Je m’en suis tout d’abord rendu compte à l’école, plus particulièrement pendant mon adolescence entre le collège et le lycée, puis à la faculté. Les dés étaient alors pipés car je passais un concours. Tous les moyens étaient bons pour dégommer un éventuel concurrent. Je me souviens encore d’une étudiante qui s’était rendue dans le bureau du doyen et avait accusé Snooze de l’avoir violentée. Son allure de jeune fille de bonne famille l’affranchissait de tout soupçon. Elle avait en réalité agressé Snooze en plein amphithéâtre et n’avait pas supporté de se faire rembarrer.

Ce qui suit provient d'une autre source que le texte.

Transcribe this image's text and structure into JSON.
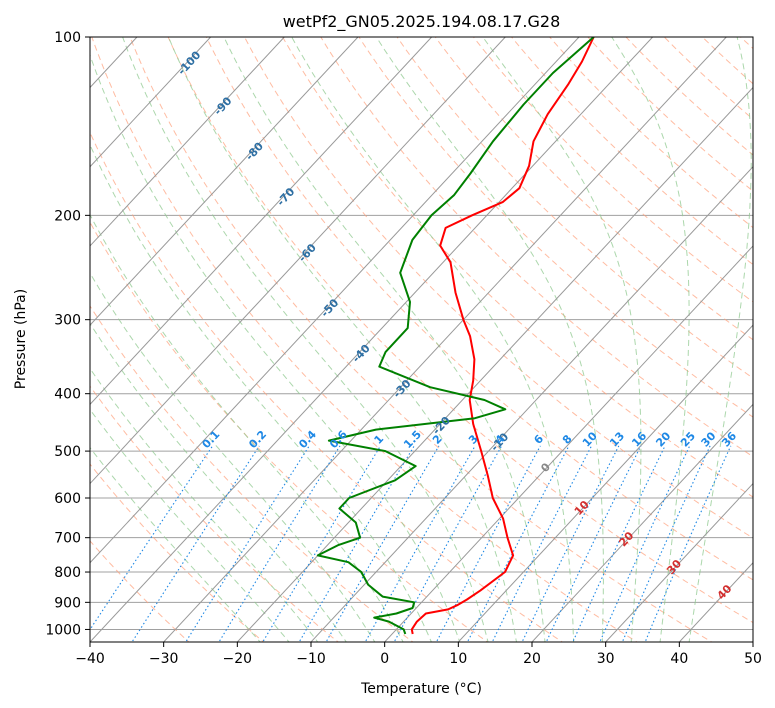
{
  "chart_data": {
    "type": "line",
    "subtype": "skew-t log-p",
    "title": "wetPf2_GN05.2025.194.08.17.G28",
    "xlabel": "Temperature (°C)",
    "ylabel": "Pressure (hPa)",
    "xlim": [
      -40,
      50
    ],
    "ylim": [
      1050,
      100
    ],
    "yscale": "log",
    "grid": true,
    "x_ticks": [
      -40,
      -30,
      -20,
      -10,
      0,
      10,
      20,
      30,
      40,
      50
    ],
    "y_ticks": [
      100,
      200,
      300,
      400,
      500,
      600,
      700,
      800,
      900,
      1000
    ],
    "x_tick_labels": [
      "−40",
      "−30",
      "−20",
      "−10",
      "0",
      "10",
      "20",
      "30",
      "40",
      "50"
    ],
    "y_tick_labels": [
      "100",
      "200",
      "300",
      "400",
      "500",
      "600",
      "700",
      "800",
      "900",
      "1000"
    ],
    "series": [
      {
        "kind": "temperature",
        "color": "#ff0000",
        "points": [
          {
            "p": 1018,
            "t": 2.8
          },
          {
            "p": 1000,
            "t": 2.1
          },
          {
            "p": 970,
            "t": 1.8
          },
          {
            "p": 940,
            "t": 2.0
          },
          {
            "p": 925,
            "t": 4.5
          },
          {
            "p": 910,
            "t": 5.2
          },
          {
            "p": 890,
            "t": 5.8
          },
          {
            "p": 860,
            "t": 6.5
          },
          {
            "p": 800,
            "t": 7.5
          },
          {
            "p": 750,
            "t": 6.5
          },
          {
            "p": 700,
            "t": 3.5
          },
          {
            "p": 650,
            "t": 0.5
          },
          {
            "p": 600,
            "t": -3.5
          },
          {
            "p": 550,
            "t": -7.0
          },
          {
            "p": 500,
            "t": -11.0
          },
          {
            "p": 450,
            "t": -15.5
          },
          {
            "p": 410,
            "t": -19.0
          },
          {
            "p": 380,
            "t": -21.0
          },
          {
            "p": 350,
            "t": -23.5
          },
          {
            "p": 320,
            "t": -27.0
          },
          {
            "p": 300,
            "t": -30.0
          },
          {
            "p": 270,
            "t": -34.5
          },
          {
            "p": 240,
            "t": -39.0
          },
          {
            "p": 225,
            "t": -42.5
          },
          {
            "p": 210,
            "t": -44.0
          },
          {
            "p": 200,
            "t": -42.0
          },
          {
            "p": 190,
            "t": -39.5
          },
          {
            "p": 180,
            "t": -39.0
          },
          {
            "p": 165,
            "t": -40.5
          },
          {
            "p": 150,
            "t": -43.0
          },
          {
            "p": 135,
            "t": -44.5
          },
          {
            "p": 120,
            "t": -45.5
          },
          {
            "p": 110,
            "t": -46.5
          },
          {
            "p": 100,
            "t": -48.0
          }
        ]
      },
      {
        "kind": "dewpoint",
        "color": "#008000",
        "points": [
          {
            "p": 1018,
            "t": 1.8
          },
          {
            "p": 1000,
            "t": 1.0
          },
          {
            "p": 970,
            "t": -2.0
          },
          {
            "p": 955,
            "t": -4.5
          },
          {
            "p": 940,
            "t": -2.0
          },
          {
            "p": 920,
            "t": -0.5
          },
          {
            "p": 900,
            "t": -1.0
          },
          {
            "p": 880,
            "t": -6.0
          },
          {
            "p": 840,
            "t": -9.5
          },
          {
            "p": 800,
            "t": -12.0
          },
          {
            "p": 770,
            "t": -15.0
          },
          {
            "p": 750,
            "t": -20.0
          },
          {
            "p": 720,
            "t": -18.5
          },
          {
            "p": 700,
            "t": -16.5
          },
          {
            "p": 660,
            "t": -19.0
          },
          {
            "p": 625,
            "t": -23.0
          },
          {
            "p": 600,
            "t": -23.0
          },
          {
            "p": 560,
            "t": -19.0
          },
          {
            "p": 530,
            "t": -18.0
          },
          {
            "p": 500,
            "t": -24.0
          },
          {
            "p": 480,
            "t": -33.0
          },
          {
            "p": 460,
            "t": -28.0
          },
          {
            "p": 440,
            "t": -16.0
          },
          {
            "p": 425,
            "t": -13.0
          },
          {
            "p": 410,
            "t": -17.0
          },
          {
            "p": 390,
            "t": -26.0
          },
          {
            "p": 360,
            "t": -35.5
          },
          {
            "p": 340,
            "t": -36.5
          },
          {
            "p": 310,
            "t": -36.5
          },
          {
            "p": 280,
            "t": -39.5
          },
          {
            "p": 250,
            "t": -44.5
          },
          {
            "p": 220,
            "t": -47.0
          },
          {
            "p": 200,
            "t": -47.5
          },
          {
            "p": 185,
            "t": -47.0
          },
          {
            "p": 170,
            "t": -47.5
          },
          {
            "p": 150,
            "t": -48.5
          },
          {
            "p": 130,
            "t": -49.0
          },
          {
            "p": 115,
            "t": -49.0
          },
          {
            "p": 100,
            "t": -48.0
          }
        ]
      }
    ],
    "isotherm_labels": [
      "-100",
      "-90",
      "-80",
      "-70",
      "-60",
      "-50",
      "-40",
      "-30",
      "-20",
      "-10"
    ],
    "isotherm_label_color": "#2e6fa3",
    "mixing_ratio_labels": [
      "0.1",
      "0.2",
      "0.4",
      "0.6",
      "1",
      "1.5",
      "2",
      "3",
      "4",
      "6",
      "8",
      "10",
      "13",
      "16",
      "20",
      "25",
      "30",
      "36"
    ],
    "mixing_ratio_color": "#1e88e5",
    "positive_isotherm_labels": [
      "0",
      "10",
      "20",
      "30",
      "40"
    ],
    "zero_isotherm_color": "#888888",
    "positive_isotherm_color": "#d32f2f",
    "reference_line_colors": {
      "isotherm": "#999999",
      "dry_adiabat": "#ffa07a",
      "moist_adiabat": "#90c990",
      "boundary_arc": "#d8c4a8",
      "isobar": "#a0a0a0"
    }
  }
}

Le milieu du travail ne déroge pas à la règle. J’ai longtemps pensé vivre au pays des Bisounours, jusqu’à ce que je traverse une période très difficile et compliquée ou ma supérieure hiérarchique passait son temps à me harceler. Je n’ai jamais cédé, elle a été indirectement invitée à sévir ailleurs. Depuis, sans jamais me comporter comme un requin, je suis constamment sur mes gardes et tente d’anticiper les coups bas, même si je ne travaille pas pour France Télécom.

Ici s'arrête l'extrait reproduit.